In the ever-evolving political and economic landscape, the relationship between President Donald Trump, Federal Reserve Chairman Jerome Powell, and the bond market has become a focal point of intense scrutiny. As Trump continues to voice his discontent with the Fed's monetary policy, the real battle may lie in the clash between the president-elect's economic agenda and the bond market's response.

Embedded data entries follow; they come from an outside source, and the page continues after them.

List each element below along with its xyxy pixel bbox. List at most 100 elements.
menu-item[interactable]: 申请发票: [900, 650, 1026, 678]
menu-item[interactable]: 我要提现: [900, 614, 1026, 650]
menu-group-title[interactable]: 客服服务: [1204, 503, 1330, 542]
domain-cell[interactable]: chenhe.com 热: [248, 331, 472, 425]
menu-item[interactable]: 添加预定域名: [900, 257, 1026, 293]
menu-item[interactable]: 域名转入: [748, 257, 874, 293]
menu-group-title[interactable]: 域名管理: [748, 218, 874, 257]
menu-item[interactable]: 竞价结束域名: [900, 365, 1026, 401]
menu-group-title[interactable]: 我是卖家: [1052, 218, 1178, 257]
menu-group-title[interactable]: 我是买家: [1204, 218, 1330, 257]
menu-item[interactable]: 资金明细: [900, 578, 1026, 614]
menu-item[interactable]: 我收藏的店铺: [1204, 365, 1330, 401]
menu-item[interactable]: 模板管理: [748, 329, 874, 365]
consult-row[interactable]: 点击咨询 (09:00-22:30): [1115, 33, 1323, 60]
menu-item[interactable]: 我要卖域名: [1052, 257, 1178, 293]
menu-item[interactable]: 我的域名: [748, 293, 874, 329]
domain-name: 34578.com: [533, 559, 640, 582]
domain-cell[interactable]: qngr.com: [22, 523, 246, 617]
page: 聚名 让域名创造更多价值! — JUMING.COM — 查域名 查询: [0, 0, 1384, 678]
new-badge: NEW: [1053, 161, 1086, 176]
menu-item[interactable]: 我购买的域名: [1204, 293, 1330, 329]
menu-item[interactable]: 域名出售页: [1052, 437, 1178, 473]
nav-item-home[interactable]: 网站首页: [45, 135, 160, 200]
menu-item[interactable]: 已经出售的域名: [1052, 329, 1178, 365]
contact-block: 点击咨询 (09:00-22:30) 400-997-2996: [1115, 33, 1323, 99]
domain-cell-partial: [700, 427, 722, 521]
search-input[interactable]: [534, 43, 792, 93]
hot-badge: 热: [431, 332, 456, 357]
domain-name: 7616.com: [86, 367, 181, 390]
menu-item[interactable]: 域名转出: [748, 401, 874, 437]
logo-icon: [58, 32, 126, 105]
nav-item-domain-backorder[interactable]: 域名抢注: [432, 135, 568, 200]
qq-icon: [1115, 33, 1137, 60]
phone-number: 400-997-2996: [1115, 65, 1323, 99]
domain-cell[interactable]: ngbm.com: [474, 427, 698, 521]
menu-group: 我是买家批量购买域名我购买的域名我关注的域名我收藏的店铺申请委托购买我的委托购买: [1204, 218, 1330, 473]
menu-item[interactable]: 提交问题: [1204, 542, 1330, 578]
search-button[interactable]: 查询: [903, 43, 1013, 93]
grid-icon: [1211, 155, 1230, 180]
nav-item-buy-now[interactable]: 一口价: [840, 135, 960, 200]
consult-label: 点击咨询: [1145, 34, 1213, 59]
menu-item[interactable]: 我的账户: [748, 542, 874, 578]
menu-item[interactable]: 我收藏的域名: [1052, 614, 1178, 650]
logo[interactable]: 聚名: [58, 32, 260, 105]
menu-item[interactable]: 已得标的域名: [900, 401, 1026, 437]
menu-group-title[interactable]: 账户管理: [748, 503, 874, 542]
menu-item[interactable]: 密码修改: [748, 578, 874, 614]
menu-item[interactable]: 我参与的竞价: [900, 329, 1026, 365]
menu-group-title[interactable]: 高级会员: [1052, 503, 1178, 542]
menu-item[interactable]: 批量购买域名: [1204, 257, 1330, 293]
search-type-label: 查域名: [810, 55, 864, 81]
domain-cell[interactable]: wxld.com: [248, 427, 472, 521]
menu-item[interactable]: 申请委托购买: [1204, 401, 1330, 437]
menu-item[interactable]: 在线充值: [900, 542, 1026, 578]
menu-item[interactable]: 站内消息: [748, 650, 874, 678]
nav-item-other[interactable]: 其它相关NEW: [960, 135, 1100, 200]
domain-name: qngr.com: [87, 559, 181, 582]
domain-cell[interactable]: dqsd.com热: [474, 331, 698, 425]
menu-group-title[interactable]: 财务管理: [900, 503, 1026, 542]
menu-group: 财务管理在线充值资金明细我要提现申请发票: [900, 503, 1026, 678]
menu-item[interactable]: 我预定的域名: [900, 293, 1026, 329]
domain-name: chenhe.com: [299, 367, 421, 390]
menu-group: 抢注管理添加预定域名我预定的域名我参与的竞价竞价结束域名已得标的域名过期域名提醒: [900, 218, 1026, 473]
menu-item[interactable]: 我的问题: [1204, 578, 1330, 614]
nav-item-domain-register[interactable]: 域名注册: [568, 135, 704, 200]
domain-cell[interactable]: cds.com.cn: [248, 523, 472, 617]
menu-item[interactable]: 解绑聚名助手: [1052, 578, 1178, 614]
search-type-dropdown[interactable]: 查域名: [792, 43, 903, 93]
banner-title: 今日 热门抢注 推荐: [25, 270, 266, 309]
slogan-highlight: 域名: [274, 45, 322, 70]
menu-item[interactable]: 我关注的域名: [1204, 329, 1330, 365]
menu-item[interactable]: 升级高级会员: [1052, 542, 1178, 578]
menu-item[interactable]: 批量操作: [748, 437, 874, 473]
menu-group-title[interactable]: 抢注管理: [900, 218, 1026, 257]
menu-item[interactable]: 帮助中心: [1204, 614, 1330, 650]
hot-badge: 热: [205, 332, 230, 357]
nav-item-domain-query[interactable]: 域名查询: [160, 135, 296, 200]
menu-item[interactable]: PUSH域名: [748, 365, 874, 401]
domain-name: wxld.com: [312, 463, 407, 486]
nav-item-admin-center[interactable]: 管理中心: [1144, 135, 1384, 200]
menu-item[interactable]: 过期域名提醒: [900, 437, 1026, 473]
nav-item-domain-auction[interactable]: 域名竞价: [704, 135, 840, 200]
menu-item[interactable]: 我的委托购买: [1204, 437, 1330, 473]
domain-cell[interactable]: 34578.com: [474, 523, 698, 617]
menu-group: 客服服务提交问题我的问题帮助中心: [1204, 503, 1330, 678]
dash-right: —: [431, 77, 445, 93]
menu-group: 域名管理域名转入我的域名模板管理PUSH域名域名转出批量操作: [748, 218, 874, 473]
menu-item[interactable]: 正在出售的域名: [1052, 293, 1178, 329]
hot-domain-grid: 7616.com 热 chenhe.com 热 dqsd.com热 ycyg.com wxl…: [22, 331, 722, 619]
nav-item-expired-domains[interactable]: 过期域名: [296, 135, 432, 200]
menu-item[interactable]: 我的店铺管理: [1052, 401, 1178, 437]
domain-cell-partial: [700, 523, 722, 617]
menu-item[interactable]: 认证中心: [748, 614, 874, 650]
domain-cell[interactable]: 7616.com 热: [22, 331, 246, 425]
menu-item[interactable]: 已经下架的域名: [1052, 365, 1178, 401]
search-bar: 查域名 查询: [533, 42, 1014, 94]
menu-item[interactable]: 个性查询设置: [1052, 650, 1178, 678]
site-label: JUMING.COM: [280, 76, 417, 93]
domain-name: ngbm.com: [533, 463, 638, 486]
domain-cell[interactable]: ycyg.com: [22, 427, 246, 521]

Shaping the Future: The Tug-of-War Between Trump and the Bond Market
Tariffs and Inflation: The Looming Clash
During his reelection campaign, President Trump promised to implement broad tariffs on all imported goods, including a particularly high tariff on goods from China. This position has raised concerns over a potential uptick in inflation, just as the Federal Reserve is cutting interest rates. The bond market, which is often seen as a barometer of economic sentiment, will play a crucial role in determining how much of Trump's economic agenda will be implemented. According to BCA Research chief strategist Marko Papic, "President Trump was not elected to generate more growth and inflation. … He was elected to curb both." Papic believes that the bond market will act as a restraint on Trump's fiscal policy, forcing a pivot towards a more laissez-faire approach. This outcome, Papic suggests, should be welcomed by the bond market, but not before it compels the necessary pivot.The Bond Market's Influence: Treasurys and Yields
The bond market's influence has already been felt, as evidenced by the recent sell-off in Treasurys. The 10-year Treasury note yield has risen more than 80 basis points since mid-September, reaching 4.431% as of the last report. This surge in yields reflects the bond market's anticipation of potential inflationary pressures and the impact of Trump's economic policies.Trump's Receptiveness: A Clash of Wills
It remains to be seen how receptive President Trump will be to the cues from the bond market. After all, he has just secured a resounding electoral victory, which may embolden him to pursue his economic agenda more aggressively. The bond market, however, is a formidable force, and its influence on the implementation of Trump's policies cannot be ignored.Wall Street's Perspective: UBS Upgrades 3M
Elsewhere on Wall Street, UBS has upgraded 3M to a "buy" rating from "neutral," with a 12-month price target implying more than 40% upside for the industrial giant. The bank believes that the new CEO at 3M has the potential to drive meaningful change at the 120-year-old company, which could lead to improvements in organic sales growth and operating margins, ultimately driving earnings per share (EPS) upside and justifying a better valuation for the stock.In conclusion, the tug-of-war between President Trump, the Federal Reserve, and the bond market will be a key focus in the new year. The outcome of this battle will have far-reaching implications for the implementation of Trump's economic agenda and the broader economic landscape. As the bond market continues to exert its influence, it will be crucial for all parties involved to navigate this complex and ever-evolving situation with prudence and foresight.